Pompiers interdits pendant la séance. L’hémicycle, haut lieu de la politique de notre pays, est un endroit très sensible où les sapeurs-pompiers ne doivent pas intervenir lorsque les députés y tiennent séance. Par conséquent, des exercices de gestion et d’évacuation des victimes sont régulièrement organisés pour former les huissiers. Si cela est possible, ils devront sortir la victime de la salle vers les espaces extérieurs, où les pompiers prendront le relais.
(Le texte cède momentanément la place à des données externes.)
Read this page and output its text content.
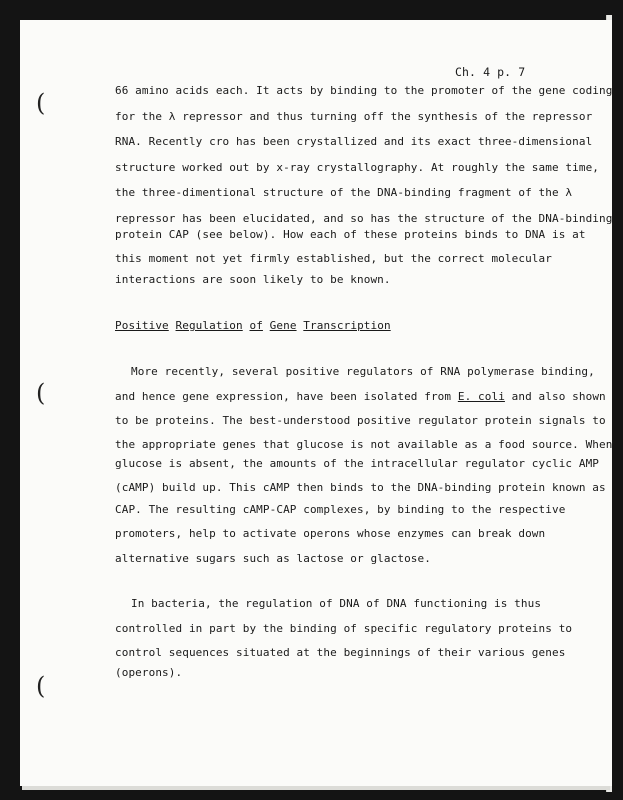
(
(
(
Ch. 4 p. 7
66 amino acids each. It acts by binding to the promoter of the gene coding
for the λ repressor and thus turning off the synthesis of the repressor
RNA. Recently cro has been crystallized and its exact three-dimensional
structure worked out by x-ray crystallography. At roughly the same time,
the three-dimentional structure of the DNA-binding fragment of the λ
repressor has been elucidated, and so has the structure of the DNA-binding
protein CAP (see below). How each of these proteins binds to DNA is at
this moment not yet firmly established, but the correct molecular
interactions are soon likely to be known.
Positive Regulation of Gene Transcription
More recently, several positive regulators of RNA polymerase binding,
and hence gene expression, have been isolated from E. coli and also shown
to be proteins. The best-understood positive regulator protein signals to
the appropriate genes that glucose is not available as a food source. When
glucose is absent, the amounts of the intracellular regulator cyclic AMP
(cAMP) build up. This cAMP then binds to the DNA-binding protein known as
CAP. The resulting cAMP-CAP complexes, by binding to the respective
promoters, help to activate operons whose enzymes can break down
alternative sugars such as lactose or glactose.
In bacteria, the regulation of DNA of DNA functioning is thus
controlled in part by the binding of specific regulatory proteins to
control sequences situated at the beginnings of their various genes
(operons).
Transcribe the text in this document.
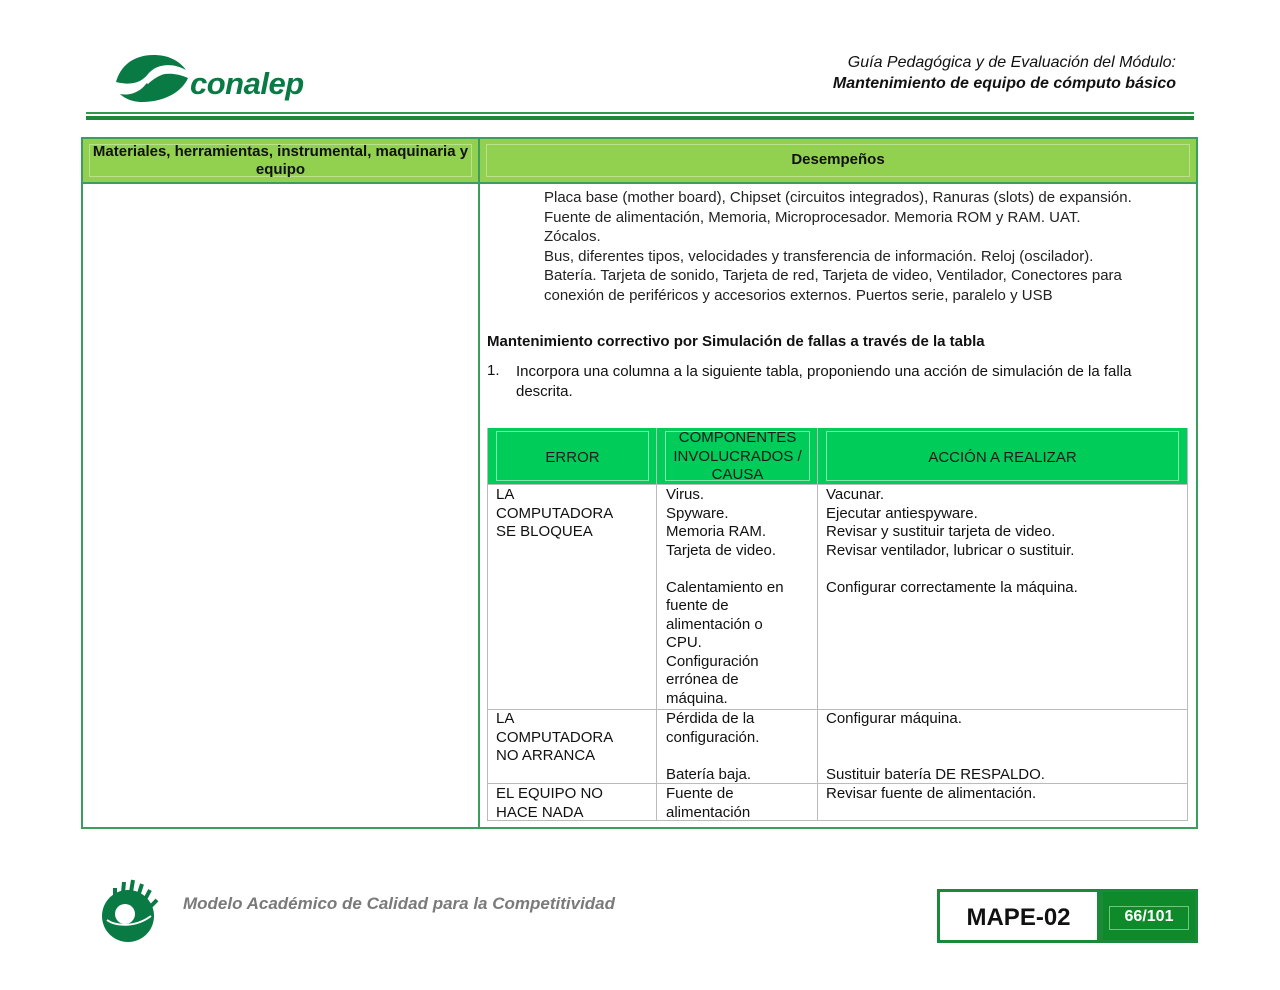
conalep
Guía Pedagógica y de Evaluación del Módulo:
Mantenimiento de equipo de cómputo básico
Materiales, herramientas, instrumental, maquinaria y equipo
Desempeños
Placa base (mother board), Chipset (circuitos integrados), Ranuras (slots) de expansión.
Fuente de alimentación, Memoria, Microprocesador. Memoria ROM y RAM. UAT.
Zócalos.
Bus, diferentes tipos, velocidades y transferencia de información. Reloj (oscilador).
Batería. Tarjeta de sonido, Tarjeta de red, Tarjeta de video, Ventilador, Conectores para
conexión de periféricos y accesorios externos. Puertos serie, paralelo y USB
Mantenimiento correctivo por Simulación de fallas a través de la tabla
1. Incorpora una columna a la siguiente tabla, proponiendo una acción de simulación de la falla descrita.
ERROR
COMPONENTES INVOLUCRADOS / CAUSA
ACCIÓN A REALIZAR
LA
COMPUTADORA
SE BLOQUEA
Virus.
Spyware.
Memoria RAM.
Tarjeta de video.

Calentamiento en
fuente de
alimentación o
CPU.
Configuración
errónea de
máquina.
Vacunar.
Ejecutar antiespyware.
Revisar y sustituir tarjeta de video.
Revisar ventilador, lubricar o sustituir.

Configurar correctamente la máquina.
LA
COMPUTADORA
NO ARRANCA
Pérdida de la
configuración.

Batería baja.
Configurar máquina.

Sustituir batería DE RESPALDO.
EL EQUIPO NO
HACE NADA
Fuente de
alimentación
Revisar fuente de alimentación.
Modelo Académico de Calidad para la Competitividad
MAPE-02	66/101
Si le nombre d’interventions du détachement ne peut rivaliser avec celui d’une compagnie d’incendie classique, il a tout de même traité 175 secours à victimes cette année. De plus, un déclenchement quotidien d’alarme incendie est malheureusement monnaie courante. Néanmoins, il faut parfois réagir très rapidement, comme c’était le cas il y a quelques semaines lors d’une tempête sur la Capitale. Une inondation a détruit plusieurs sous-sols, dont une des salles de commissions. Le professionnalisme des pompiers a permis de limiter les dégâts face à un déluge d’eau se déversant d’étage en étage… « Nous ne sommes pas dans le même esprit que lorsque nous étions en CS, car notre entourage est différent, et c’est bien aussi de ne pas être qu’entre pompiers », affirme le sergent-chef Baptiste Leduc.
Des pompiers d’expérience. Les pompiers du détachement ont tous plus de dix ans d’expérience, sont tous des pères de famille et sont donc plus mûrs. Ils font face à des fonctionnaires de l’Assemblée, dont la moyenne d’âge est de cinquante ans, parmi eux, plusieurs sont d’anciens de la BSPP. Après le déjeuner, les soldats s’offent une pause en regardant le journal télévisé de 13 heures sur TF1. « Dans le climat actuel, il est essentiel de se tenir informés, en particulier sur les développements politiques majeurs », nous rappelle l’adjudant-chef Stéphane Zlamanczuk, adjoint du commandant. Dans l’après-midi, nous assistons à une séance de formation aux gestes qui sauvent dans un bureau non loin de la salle des Pas perdus. L’un de nos pompiers de garde dirige l’exercice. « C’est une part importante de notre action sur le site », nous explique l’adjudant-chef. Les stagiaires repartent avec un diplôme. De tous les détachements, celui de l’Assemblée nationale est parmi les plus séculiers. « Les pompiers qui terminent leur carrière peuvent y préparer leur reconversion de façon optimale, et la collaboration quotidienne avec le personnel civil les aide énormément, » conclut le sous-officier.